Make sure you’d don’t leave without taking some down time in one of Budapest’s thermal spas. I’d recommend going at the end of your trip, and finishing the weekend on a very relaxing high. We visited the Gellért Thermal Bath on the bank of the Danube in Buda. The indoor pools range from a cold plunge pool to a 40° hot bath, and outdoors you’ll find other smaller pools and a large wave pool. You can even treat yourself to a massage for a small supplement. Which of course I did! On our journey home we felt so relaxed, even though we’d spend two days seeing the sights and exploring the city.
On our first day we decided to walk everywhere, but our tired legs on day two persuaded us to purchase day tickets for the Budapest metro.

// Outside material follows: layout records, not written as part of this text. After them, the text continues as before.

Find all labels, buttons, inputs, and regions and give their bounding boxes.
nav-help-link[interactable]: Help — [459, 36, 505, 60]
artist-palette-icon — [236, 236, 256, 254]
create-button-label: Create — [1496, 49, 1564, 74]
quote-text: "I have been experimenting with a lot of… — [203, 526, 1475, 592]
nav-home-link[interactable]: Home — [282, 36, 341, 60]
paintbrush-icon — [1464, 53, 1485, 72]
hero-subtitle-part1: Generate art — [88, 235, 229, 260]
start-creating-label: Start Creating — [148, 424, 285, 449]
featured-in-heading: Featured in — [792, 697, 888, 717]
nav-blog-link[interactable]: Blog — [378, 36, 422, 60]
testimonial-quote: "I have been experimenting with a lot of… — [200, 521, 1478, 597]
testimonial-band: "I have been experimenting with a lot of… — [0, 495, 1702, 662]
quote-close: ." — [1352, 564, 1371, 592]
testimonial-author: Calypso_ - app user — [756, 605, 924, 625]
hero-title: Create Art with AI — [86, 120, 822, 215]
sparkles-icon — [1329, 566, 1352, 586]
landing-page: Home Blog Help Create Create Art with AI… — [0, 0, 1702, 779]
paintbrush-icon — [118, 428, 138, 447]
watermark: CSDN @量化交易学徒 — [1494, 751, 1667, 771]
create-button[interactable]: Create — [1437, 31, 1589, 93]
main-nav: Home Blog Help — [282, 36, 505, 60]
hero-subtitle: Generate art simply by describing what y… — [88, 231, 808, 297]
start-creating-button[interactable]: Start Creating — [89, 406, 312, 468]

The metro is really easy to use, and includes the underground, buses and trams. We loved taking one of the old yellow trams down to the indoor markets. The underground itself is also something to experience. With only 4 lines it’s simple to use too. Line 1 (or the yellow line) was built in the 19th century and many of the original features are still there today. In complete contrast, Line 4 (the green line) is the most modern line in the city, which opened in 2014, which has some really cool modern stations.
We took the overnight train from Innsbruck, via Vienna, but there are many budget airlines that fly to Budapest’s Franz Liszt International Airport, including Ryanair, EasyJet and Jet2 from the UK.
THINGS TO REMEMBER
Although a member of the EU, Hungary is not in the Eurozone. Although some places accept Euros, the local currency is the Hungarian Forint or HUF. We found the cheapest way to get currency was to go to one of the main banks and use our bank cards in the cashpoints to withdraw cash. For larger purchases we used our Visa card, which is accepted widely.